You also have the right, on grounds relating to your particular situation, to object at any time to processing of personal data concerning you which is (i) necessary for the performance of a task carried out in the public interest, (ii) in the exercise of official authority vested in us, or (iii) which we process on the basis of our legitimate interest (Art. 21 GDPR: right to object). In this case, we will no longer process the personal data unless we can demonstrate compelling legitimate grounds for the processing which override your interests, rights and freedoms, or the processing serves the establishment, exercise or defense of legal claims.
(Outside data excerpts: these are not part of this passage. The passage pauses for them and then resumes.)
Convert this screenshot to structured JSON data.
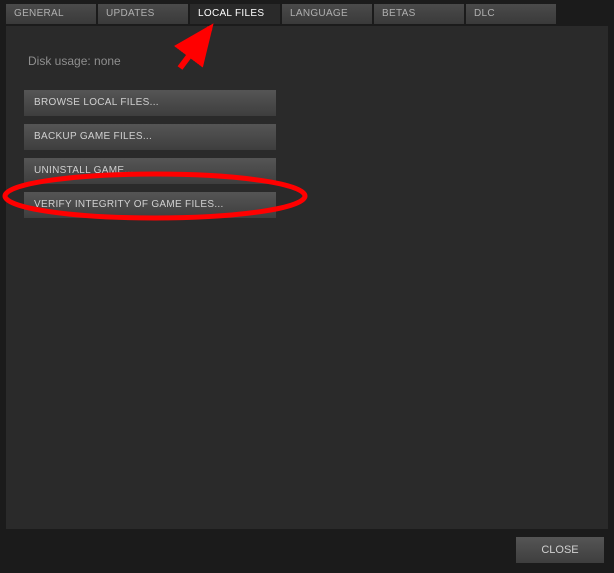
{
  "tabs": [
    {
      "label": "GENERAL",
      "active": false
    },
    {
      "label": "UPDATES",
      "active": false
    },
    {
      "label": "LOCAL FILES",
      "active": true
    },
    {
      "label": "LANGUAGE",
      "active": false
    },
    {
      "label": "BETAS",
      "active": false
    },
    {
      "label": "DLC",
      "active": false
    }
  ],
  "disk_usage_label": "Disk usage: none",
  "buttons": {
    "browse": "BROWSE LOCAL FILES...",
    "backup": "BACKUP GAME FILES...",
    "uninstall": "UNINSTALL GAME...",
    "verify": "VERIFY INTEGRITY OF GAME FILES..."
  },
  "close_label": "CLOSE",
  "annotation": {
    "arrow_color": "#ff0000",
    "circle_color": "#ff0000"
  }
}
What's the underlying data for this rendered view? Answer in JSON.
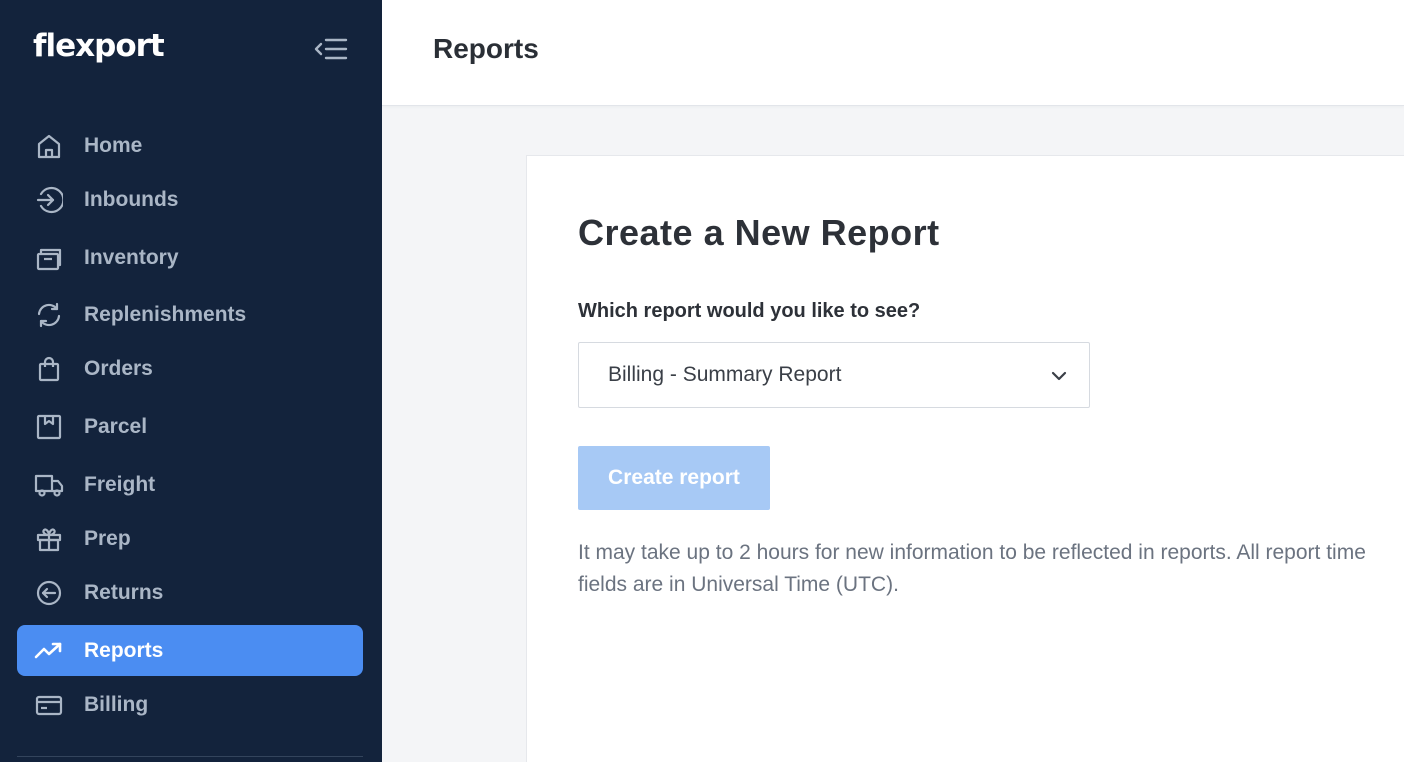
{
  "brand": {
    "name": "flexport"
  },
  "colors": {
    "sidebar_bg": "#13233c",
    "sidebar_text": "#aab6c6",
    "active_bg": "#4b8df2",
    "button_disabled_bg": "#a7c9f5",
    "page_bg": "#f4f5f7"
  },
  "sidebar": {
    "collapse_icon": "collapse-menu-icon",
    "items": [
      {
        "label": "Home",
        "icon": "home-icon",
        "active": false
      },
      {
        "label": "Inbounds",
        "icon": "inbound-arrow-icon",
        "active": false
      },
      {
        "label": "Inventory",
        "icon": "inventory-box-icon",
        "active": false
      },
      {
        "label": "Replenishments",
        "icon": "refresh-icon",
        "active": false
      },
      {
        "label": "Orders",
        "icon": "shopping-bag-icon",
        "active": false
      },
      {
        "label": "Parcel",
        "icon": "parcel-icon",
        "active": false
      },
      {
        "label": "Freight",
        "icon": "truck-icon",
        "active": false
      },
      {
        "label": "Prep",
        "icon": "gift-icon",
        "active": false
      },
      {
        "label": "Returns",
        "icon": "return-arrow-icon",
        "active": false
      },
      {
        "label": "Reports",
        "icon": "trend-up-icon",
        "active": true
      },
      {
        "label": "Billing",
        "icon": "credit-card-icon",
        "active": false
      }
    ]
  },
  "header": {
    "title": "Reports"
  },
  "main": {
    "card_title": "Create a New Report",
    "report_select": {
      "label": "Which report would you like to see?",
      "value": "Billing - Summary Report"
    },
    "create_button": {
      "label": "Create report",
      "disabled": true
    },
    "note": "It may take up to 2 hours for new information to be reflected in reports. All report time fields are in Universal Time (UTC)."
  }
}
If personal data is processed for the purpose of direct marketing (marketing and business development), you have the right to object at any time to the processing of personal data concerning you for the purpose of such marketing. In this case, the personal data will no longer be processed for direct marketing purposes.

If you have given us your consent, you can withdraw this consent at any time. All data processing that we have carried out up to your revocation remains lawful.

You can assert the above-mentioned rights against us using the contact details provided in section 1.

In principle, you are not obliged to provide us with your personal data. However, without the personal data, we will not be able to provide certain services or contact you.

If you browse our fellowship hub, however, you cannot avoid providing the data mentioned under point 3. a), as the operation of the fellowship hub would otherwise not be technically possible. If you take technical precautions to prevent the transmission of this data, you may not be able to access the fellowship hub. However, you are free to disguise this data (e.g. by using a VPN service or masking) so that we cannot draw any conclusions from this technically necessary data (e.g. by using your real IP address to determine your approximate location).

We do not use automated decision-making or profiling.

We have implemented technical and organizational measures to ensure a high standard of data security, data availability and data integrity. All employees are subject to contractual confidentiality obligations and have been informed and instructed accordingly about the confidential handling of personal data.